Adfest 2016: Do Good, Do Well

The big themes at Adfest this year were the growth of branded content, the use of big data and the pursuit of social good. If all three collided, all the better.

Those themes ran through the four days of what is one of Asia’s leading festivals for creativity, which drew 1,243 delegates from 62 cities to the Thai beach city of Pattaya this year.

The marginalized, the helpless and the forgotten were a recurring focus at speakers’ sessions and in the choices of awards. For example, J. Walter Thompson Beijing’s “¥10 Tale of Forgotten Veterans” for Tencent Charity, which honored long-neglected World War II veterans, won a gold award for use of mobile video. People could snap a picture of a ¥10 note with their phones in order to watch a video narrated by a veteran. “Pedigree Found,” by Colenso BBDO Auckland was another big winner – harnessing the power of geolocation and crowds to create a digital equivalent of the “lost dog” poster. Social good can also mean social change. In #TouchThePickle for sanitary pad brand Whisper, BBDO India took on taboos for menstruating women – “Don’t worship,” “Don’t enter the kitchen,” and perhaps the most perplexing and hilarious: “Don’t touch the pickle” – and blew them apart. #TouchThePickle was a big winner at Adfest this year, as was Leo Burnett Beirut’s “Keep the Flame Alive” with its inspiring theme for Lebanon and BBDO Bangkok’s “Moto Repellant,” a brilliant idea to use motorcycle exhaust pipes to release mosquito-repelling fog in slums.

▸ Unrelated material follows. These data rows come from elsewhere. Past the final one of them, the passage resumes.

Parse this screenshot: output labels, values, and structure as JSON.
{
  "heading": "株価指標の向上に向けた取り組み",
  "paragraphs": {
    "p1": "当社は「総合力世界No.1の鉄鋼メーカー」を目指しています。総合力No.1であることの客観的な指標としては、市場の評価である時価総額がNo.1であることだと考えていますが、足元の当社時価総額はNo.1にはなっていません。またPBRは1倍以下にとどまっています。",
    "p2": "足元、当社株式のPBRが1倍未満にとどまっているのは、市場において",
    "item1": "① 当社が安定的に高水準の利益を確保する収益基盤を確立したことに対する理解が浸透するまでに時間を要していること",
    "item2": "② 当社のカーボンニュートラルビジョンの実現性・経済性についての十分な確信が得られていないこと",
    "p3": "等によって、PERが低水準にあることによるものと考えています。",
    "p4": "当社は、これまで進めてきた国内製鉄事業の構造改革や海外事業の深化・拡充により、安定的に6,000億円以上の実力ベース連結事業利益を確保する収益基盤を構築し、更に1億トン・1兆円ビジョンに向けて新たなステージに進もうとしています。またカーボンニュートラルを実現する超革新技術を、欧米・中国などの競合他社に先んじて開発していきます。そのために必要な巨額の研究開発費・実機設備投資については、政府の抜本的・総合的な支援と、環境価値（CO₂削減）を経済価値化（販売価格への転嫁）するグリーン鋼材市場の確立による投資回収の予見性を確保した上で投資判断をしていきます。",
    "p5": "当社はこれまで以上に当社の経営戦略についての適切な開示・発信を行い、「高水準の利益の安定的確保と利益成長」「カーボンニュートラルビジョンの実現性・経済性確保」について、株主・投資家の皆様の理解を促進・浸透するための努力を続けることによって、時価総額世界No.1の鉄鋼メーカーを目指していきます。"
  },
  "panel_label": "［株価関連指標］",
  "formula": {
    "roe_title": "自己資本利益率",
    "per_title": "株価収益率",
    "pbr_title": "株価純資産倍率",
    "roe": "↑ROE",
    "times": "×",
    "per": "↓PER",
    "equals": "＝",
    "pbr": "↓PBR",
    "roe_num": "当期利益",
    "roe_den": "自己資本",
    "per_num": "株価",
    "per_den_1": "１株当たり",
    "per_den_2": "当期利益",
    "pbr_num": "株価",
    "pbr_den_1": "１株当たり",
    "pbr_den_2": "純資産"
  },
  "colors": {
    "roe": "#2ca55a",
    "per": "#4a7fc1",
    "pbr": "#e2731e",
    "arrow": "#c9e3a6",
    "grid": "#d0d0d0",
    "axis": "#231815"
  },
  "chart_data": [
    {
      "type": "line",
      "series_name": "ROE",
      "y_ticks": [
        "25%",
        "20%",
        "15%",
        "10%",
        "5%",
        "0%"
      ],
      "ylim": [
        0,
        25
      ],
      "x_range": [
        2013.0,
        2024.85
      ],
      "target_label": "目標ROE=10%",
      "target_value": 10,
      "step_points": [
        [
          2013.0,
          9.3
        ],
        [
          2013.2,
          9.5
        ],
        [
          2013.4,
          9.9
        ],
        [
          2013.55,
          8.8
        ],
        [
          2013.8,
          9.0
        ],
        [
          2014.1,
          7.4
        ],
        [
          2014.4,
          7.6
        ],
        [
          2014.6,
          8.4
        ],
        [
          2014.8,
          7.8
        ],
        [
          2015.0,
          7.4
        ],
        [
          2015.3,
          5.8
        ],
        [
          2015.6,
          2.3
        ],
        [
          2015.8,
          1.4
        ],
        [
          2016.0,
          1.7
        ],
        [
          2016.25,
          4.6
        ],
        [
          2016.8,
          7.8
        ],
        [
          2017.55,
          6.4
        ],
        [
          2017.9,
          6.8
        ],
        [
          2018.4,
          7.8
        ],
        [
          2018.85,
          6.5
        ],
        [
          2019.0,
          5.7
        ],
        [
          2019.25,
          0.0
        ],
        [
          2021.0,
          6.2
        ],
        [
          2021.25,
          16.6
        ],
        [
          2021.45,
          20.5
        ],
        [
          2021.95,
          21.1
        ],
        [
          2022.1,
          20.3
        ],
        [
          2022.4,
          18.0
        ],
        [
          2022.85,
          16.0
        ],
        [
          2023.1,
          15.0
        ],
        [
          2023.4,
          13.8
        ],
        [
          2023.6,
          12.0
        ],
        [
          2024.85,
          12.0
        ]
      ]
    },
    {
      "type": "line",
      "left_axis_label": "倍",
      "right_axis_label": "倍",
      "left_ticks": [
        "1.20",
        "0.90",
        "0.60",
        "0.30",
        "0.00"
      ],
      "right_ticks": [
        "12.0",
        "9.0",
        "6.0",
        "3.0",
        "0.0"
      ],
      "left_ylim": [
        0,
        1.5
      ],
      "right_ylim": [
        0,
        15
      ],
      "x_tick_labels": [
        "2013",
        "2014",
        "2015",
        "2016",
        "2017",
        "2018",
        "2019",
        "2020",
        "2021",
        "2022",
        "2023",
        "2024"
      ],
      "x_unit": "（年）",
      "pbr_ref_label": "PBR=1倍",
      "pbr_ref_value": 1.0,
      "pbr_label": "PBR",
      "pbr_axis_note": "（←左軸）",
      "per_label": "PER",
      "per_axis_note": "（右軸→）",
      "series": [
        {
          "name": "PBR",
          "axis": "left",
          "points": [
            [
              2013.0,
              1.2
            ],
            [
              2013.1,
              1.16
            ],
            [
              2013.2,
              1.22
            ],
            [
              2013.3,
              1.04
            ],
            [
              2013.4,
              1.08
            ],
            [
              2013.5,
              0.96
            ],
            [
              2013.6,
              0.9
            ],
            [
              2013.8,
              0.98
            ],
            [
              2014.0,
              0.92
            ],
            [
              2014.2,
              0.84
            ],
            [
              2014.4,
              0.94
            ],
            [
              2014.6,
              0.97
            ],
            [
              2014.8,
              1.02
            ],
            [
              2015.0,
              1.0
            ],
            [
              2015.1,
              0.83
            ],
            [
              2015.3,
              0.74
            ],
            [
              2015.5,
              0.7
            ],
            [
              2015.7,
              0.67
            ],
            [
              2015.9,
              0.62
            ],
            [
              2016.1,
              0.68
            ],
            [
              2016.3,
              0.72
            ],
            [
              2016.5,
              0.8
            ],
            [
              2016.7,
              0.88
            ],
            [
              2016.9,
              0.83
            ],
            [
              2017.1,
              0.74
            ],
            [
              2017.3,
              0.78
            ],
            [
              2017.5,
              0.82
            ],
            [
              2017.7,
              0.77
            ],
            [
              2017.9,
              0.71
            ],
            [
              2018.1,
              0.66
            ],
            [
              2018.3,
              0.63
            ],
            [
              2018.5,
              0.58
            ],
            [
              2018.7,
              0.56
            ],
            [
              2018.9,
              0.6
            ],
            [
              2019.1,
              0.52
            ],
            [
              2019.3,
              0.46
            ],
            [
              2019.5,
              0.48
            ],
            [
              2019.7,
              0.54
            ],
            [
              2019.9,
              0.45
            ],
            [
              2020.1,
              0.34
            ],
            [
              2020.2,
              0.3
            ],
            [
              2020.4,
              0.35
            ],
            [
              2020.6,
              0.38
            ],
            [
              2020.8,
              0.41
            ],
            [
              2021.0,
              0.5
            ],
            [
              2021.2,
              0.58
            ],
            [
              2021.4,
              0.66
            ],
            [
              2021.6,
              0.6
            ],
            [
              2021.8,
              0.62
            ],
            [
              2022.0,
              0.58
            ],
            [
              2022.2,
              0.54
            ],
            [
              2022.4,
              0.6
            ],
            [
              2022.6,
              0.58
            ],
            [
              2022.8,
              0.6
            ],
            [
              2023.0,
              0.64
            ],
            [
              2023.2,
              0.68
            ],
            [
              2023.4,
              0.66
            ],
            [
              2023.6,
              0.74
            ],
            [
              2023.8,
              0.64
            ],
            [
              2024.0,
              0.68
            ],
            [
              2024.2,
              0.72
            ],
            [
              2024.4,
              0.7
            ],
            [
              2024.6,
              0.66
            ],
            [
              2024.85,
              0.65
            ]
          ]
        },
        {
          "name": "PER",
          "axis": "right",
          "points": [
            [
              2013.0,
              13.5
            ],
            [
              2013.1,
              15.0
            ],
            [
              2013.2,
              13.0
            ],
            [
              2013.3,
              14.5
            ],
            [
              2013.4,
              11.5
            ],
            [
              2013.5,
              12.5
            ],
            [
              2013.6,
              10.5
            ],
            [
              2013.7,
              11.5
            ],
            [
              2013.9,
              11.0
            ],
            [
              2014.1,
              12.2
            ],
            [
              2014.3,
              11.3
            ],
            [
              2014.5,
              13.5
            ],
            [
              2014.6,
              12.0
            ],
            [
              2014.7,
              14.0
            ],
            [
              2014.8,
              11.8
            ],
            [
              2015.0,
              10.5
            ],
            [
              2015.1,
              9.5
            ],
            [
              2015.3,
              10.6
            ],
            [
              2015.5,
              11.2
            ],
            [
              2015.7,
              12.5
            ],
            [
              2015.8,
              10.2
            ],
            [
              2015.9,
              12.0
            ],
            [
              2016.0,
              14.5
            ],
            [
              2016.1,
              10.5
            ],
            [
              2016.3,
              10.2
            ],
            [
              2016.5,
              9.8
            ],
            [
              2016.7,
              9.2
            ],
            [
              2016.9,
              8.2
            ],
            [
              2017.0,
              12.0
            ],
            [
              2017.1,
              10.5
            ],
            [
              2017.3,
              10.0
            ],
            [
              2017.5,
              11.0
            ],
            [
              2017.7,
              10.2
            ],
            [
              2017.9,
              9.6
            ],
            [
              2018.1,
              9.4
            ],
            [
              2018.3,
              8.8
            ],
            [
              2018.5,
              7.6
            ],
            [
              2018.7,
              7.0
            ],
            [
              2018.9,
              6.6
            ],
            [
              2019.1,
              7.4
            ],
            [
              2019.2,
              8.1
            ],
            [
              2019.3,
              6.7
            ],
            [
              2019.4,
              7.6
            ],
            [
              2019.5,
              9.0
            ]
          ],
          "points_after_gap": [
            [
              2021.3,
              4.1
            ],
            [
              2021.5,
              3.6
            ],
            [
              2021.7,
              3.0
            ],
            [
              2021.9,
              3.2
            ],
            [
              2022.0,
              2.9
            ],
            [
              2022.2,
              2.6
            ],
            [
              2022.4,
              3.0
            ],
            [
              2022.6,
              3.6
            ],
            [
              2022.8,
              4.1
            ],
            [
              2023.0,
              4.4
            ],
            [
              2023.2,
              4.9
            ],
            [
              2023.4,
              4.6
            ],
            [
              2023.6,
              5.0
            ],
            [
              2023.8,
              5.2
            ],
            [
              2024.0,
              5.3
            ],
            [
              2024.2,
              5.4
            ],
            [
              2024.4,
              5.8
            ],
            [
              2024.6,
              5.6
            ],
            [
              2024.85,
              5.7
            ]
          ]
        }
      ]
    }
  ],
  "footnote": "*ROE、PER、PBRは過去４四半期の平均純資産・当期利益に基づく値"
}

At a session titled “Use Your Creativity to Help,” Thomas Hongtack Kim, founder of Playground in South Korea, listed other powerful recent examples such as the campaign to help women with iodine deficiency in India. “Talwar Bindi” or “Life-saving dot” – by Grey, used the traditional dot on women’s foreheads as a means to dispense iodine, and restore health. Likewise, a similarly successful campaign in Cambodia – “Lucky Iron Fish” – to add iron to the diet of Cambodians with a metal fish boiled in soup. Kim showed a 6-minute film, “Going Home,” a campaign for carmaker Hyundai that highlighted the plight of the millions of elderly men and women living in South Korea separated from their birth village in the north by the civil war. The film follows 88-year-old Kim Gyun Heon as he describes the topography and layout of the village he can never return to.

Based on his descriptions, Playground created a 3D film of his virtual journey, projected onto a giant curved 3D screen. And thus, in a Hyundai car, Kim Gyun Heon is “driven” home. He recognizes hills and rivers as he “passes” them by, finally pulling up to his village, where he spontaneously exclaims: “Mother, it’s me. Your son Gyun Heon is home.”

The tearjerker got 10 million views in two weeks.

The do-good theme underscores the truism that consumers are people who want to connect. They want to help. Connecting and helping makes them feel good, and brands that tap into that emotion can reap the benefits.